Lots of trial and error, having good tooling IRL (a good multimeter and a good soldering iron) plus learning the quick tricks for doing a lot of SMD soldering quickly (i.e. a 25$ skillet and some aquarium sand off of amazon + a cheap tube of T3 soldering paste is what I use and it works well. Doesn't come out super clean but gets the job done), some needle-sharp tweezers, and depending on if you're paying attention to the component sizes you pick out (some are, literally, smaller than dust) you'll want a microscope at some point. Really helps, especially with eye strain.
Awesome, I'll look into it when I have the time and a specific project for this, at least I have the multimeter and the iron 😅
Ping me if you ever have questions 🙂 I'm not an expert but can probably point you in the right direction!
I'm focused pretty much entirely on digital, not analog/RF - with a few exceptions (that aren't really exceptions, but exception enough to warrant stating they're exceptions). So I can help if that's the case.
Anything radio-related is out of my depth though.
Also, much more difficult to design.
Yeah, I know analogue electronics in general is a pain, which sucks because for the projects I would have needed it, it was very much around biosignals (so deep into AE)
Had to make a programmer board. The pieces will stack up using M3 spacers and connect to the programming pad via test probes. The extra ... strange pieces attached to it will break apart and form the intermedia layers, bracing the probes into the programmer (hopefully, if I got my CAD right).
Hopefully JLC will approve the manufacture, this is probably going to be a hellish thing for their CNC to do.
There's no way they're going to accept it 😂 they didn't even import it correctly
So they're producing it
tbh I kinda figured they would...weird shaped PCBs like that are actually not all that more difficult to produce if you're CNCing it anyway
you clearly designed it with the tool diameter in mind so there's no reason for them to reject it
whoever runs these is going to be very confused about what they're for though lmao
Good advice. I'm not a fan of language models for task like this myself, but if it works for you. It helps to do a bit of academic prep as well.
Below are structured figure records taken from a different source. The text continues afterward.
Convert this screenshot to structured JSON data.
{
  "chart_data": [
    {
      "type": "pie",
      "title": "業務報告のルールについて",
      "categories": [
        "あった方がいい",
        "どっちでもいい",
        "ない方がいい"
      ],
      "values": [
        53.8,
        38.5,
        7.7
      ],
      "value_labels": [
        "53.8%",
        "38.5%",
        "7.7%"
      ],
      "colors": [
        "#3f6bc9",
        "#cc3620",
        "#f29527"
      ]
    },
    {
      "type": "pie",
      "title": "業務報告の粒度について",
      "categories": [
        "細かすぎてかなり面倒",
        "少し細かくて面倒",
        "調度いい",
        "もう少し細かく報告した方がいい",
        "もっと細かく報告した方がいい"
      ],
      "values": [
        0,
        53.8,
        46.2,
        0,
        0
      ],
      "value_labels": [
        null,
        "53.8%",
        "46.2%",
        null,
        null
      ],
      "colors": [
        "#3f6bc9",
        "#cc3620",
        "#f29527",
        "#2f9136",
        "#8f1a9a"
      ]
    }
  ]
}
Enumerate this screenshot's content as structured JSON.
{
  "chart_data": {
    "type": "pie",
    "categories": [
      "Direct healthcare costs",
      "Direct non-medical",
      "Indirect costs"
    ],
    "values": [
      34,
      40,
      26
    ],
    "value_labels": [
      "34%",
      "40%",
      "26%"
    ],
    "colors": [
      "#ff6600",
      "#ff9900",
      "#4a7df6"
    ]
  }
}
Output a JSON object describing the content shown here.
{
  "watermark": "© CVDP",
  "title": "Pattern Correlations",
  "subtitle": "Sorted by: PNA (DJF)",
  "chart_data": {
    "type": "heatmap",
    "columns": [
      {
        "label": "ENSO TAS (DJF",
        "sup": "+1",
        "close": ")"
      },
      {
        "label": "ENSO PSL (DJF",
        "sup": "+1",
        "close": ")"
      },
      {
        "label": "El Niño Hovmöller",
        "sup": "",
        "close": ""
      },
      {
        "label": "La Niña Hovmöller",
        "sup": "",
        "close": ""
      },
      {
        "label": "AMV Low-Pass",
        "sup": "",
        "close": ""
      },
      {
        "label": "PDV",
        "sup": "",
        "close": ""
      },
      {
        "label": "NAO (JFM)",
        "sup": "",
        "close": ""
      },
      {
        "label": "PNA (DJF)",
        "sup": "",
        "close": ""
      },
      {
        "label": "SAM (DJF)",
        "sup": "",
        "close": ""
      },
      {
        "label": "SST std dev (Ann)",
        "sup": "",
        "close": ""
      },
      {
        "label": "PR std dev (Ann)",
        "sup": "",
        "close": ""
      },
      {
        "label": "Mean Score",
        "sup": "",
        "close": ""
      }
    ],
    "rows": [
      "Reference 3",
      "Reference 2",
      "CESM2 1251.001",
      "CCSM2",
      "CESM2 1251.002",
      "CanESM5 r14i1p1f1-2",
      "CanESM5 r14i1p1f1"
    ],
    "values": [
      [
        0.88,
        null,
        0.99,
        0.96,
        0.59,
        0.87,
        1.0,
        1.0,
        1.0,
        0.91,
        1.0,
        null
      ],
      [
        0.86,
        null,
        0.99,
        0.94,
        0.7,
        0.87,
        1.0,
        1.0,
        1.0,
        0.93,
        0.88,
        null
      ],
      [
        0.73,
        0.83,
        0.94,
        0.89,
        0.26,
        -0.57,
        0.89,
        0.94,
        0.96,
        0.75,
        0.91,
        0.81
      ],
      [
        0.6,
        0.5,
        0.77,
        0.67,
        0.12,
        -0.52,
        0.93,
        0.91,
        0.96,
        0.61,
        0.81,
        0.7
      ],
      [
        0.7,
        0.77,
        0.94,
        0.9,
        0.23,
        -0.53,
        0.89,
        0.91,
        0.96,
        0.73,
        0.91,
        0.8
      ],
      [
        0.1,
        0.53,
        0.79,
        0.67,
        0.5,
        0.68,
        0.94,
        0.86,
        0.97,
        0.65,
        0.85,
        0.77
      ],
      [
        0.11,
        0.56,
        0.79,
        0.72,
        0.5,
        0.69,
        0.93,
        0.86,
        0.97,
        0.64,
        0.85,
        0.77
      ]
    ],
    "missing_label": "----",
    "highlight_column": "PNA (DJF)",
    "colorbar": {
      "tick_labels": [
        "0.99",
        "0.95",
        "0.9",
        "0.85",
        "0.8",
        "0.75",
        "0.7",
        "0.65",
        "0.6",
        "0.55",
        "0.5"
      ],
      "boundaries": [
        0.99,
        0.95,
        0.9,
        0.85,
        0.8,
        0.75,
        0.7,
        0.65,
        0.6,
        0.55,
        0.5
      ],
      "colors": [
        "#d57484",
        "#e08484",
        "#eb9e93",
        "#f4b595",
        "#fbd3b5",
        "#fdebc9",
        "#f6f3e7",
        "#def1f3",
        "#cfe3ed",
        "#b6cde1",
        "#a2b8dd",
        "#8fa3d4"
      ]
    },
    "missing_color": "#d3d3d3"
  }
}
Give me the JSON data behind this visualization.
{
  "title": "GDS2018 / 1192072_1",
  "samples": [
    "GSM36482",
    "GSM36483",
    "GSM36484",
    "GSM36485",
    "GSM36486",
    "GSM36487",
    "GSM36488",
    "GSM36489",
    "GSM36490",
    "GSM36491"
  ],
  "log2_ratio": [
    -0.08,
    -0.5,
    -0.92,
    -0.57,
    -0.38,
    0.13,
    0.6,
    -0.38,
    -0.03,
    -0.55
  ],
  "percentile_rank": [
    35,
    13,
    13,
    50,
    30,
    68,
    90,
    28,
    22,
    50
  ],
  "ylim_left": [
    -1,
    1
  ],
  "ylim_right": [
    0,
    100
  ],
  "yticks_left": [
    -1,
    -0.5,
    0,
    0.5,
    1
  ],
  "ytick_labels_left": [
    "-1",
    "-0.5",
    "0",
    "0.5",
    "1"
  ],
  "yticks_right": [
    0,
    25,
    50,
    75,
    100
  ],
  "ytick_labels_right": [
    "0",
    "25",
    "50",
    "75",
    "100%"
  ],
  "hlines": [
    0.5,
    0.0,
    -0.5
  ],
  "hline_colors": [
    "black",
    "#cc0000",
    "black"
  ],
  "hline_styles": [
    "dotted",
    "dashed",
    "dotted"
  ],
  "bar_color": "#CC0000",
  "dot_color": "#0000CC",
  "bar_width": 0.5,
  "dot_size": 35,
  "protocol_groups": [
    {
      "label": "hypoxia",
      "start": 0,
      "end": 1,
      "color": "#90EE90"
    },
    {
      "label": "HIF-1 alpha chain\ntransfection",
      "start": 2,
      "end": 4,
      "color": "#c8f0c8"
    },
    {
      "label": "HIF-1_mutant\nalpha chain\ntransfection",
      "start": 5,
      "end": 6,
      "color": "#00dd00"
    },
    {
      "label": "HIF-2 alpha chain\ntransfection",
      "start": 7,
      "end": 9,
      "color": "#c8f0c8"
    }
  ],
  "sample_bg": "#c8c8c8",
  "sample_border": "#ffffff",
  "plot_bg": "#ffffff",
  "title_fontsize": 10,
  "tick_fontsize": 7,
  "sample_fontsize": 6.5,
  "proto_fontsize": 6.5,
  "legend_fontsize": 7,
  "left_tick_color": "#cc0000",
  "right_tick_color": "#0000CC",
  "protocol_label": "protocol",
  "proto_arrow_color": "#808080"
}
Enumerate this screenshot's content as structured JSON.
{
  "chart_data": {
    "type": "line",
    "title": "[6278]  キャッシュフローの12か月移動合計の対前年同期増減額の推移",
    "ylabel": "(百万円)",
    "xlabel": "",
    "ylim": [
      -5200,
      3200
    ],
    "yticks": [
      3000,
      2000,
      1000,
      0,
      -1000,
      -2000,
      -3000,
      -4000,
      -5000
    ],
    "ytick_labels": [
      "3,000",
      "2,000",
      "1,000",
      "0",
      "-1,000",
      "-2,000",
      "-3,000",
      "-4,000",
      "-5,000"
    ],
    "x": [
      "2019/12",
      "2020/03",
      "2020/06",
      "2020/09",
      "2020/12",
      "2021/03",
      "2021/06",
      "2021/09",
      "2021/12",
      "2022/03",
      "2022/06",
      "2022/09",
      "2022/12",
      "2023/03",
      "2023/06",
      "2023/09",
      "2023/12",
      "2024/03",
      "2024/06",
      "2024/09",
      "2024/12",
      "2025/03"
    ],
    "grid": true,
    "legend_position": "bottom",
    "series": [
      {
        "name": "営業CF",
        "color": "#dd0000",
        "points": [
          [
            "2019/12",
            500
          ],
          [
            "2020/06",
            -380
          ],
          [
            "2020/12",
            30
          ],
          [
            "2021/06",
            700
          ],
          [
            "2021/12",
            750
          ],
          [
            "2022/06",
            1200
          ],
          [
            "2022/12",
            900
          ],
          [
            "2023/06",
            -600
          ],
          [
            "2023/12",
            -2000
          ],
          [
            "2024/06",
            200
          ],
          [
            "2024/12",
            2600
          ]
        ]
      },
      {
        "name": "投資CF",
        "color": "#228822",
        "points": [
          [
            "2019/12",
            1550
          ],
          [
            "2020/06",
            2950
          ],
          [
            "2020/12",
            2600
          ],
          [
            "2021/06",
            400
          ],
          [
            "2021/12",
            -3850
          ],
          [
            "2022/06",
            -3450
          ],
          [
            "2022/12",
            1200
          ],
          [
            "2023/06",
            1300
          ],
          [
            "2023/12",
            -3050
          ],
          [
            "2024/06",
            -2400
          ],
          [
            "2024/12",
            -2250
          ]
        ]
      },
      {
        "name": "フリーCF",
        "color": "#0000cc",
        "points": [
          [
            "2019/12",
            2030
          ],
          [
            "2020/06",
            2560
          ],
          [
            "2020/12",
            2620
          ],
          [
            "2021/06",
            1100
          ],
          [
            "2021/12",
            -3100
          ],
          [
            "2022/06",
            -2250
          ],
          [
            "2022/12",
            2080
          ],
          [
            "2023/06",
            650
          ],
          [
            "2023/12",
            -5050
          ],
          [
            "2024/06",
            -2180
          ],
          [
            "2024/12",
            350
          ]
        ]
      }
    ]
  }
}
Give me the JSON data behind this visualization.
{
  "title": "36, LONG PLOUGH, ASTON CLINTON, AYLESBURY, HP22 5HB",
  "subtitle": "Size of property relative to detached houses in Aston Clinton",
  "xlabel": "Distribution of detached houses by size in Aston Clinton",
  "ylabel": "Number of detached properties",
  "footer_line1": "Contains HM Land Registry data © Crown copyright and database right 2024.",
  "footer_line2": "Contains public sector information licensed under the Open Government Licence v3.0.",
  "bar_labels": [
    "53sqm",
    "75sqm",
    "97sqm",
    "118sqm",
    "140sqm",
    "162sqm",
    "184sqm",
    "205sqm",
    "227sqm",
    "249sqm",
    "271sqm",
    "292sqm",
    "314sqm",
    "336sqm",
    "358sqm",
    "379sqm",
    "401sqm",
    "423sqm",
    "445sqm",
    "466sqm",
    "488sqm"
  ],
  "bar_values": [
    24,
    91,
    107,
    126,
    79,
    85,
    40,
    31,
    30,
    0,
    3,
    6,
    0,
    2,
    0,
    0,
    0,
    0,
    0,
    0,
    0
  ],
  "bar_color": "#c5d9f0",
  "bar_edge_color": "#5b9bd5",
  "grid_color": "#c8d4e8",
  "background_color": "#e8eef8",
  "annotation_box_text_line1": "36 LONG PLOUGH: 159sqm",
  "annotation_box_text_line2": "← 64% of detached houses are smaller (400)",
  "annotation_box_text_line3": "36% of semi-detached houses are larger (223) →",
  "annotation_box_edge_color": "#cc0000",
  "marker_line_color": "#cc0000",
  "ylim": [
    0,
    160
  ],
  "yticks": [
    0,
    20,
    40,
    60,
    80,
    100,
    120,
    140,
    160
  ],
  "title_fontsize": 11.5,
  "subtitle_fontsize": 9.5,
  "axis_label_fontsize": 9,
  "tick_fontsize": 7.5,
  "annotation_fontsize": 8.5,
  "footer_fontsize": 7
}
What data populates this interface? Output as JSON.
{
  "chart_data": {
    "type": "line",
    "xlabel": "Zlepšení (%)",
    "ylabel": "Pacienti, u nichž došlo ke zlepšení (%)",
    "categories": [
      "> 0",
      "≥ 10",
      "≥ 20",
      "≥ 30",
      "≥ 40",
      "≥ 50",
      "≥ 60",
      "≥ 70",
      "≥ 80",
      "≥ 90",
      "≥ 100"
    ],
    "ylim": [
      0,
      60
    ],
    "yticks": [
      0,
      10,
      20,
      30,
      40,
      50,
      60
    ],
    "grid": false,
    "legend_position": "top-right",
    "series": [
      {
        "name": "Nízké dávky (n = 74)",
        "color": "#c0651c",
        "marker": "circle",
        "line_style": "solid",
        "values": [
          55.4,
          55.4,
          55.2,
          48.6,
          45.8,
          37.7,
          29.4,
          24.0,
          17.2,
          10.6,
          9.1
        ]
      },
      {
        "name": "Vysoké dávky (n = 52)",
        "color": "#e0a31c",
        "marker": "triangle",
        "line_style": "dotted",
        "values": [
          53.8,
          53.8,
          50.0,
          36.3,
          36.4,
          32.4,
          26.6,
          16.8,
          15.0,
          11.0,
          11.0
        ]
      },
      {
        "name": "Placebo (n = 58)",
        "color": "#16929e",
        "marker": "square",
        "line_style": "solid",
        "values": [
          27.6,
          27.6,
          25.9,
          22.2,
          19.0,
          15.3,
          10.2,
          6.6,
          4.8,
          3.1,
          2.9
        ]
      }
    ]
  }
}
Kirchhoff's laws, all the variations of ohm's laws, series vs. parallel behavior of common circuit components etc.
It is also good idea to pick a micro-controller architecture that you're comfortable with, build a breakout board for it (power, clock signal, I/O) and write/test a standard library for that architecture before using it in an application. This way you don't have to rely on someone else's code and you now have a platform (code, reference designs, partlist etc.) which is reusable in the future. Make sure the parts that aren't easily exchanged (multi-pin integrated circuits with unique functionality) aren't end of life, critical to some large manufacturers production runs or have similar availability constraints.
Assuming you've internalized the basic theory, The Art of Electronics 3rd Edition is a good reference. Physics of Semiconductor Devices is also very beneficial and The Car Hacker's Handbook if you're going to dive into things that move.
I've got PDF copies of all three hosted (on a super slow site) if anyone wants them and can't find them via search engine.
Too big for Discord.
Out of interest, what is the purpose of Oro?
Memory safe embedded OS for stuff and things?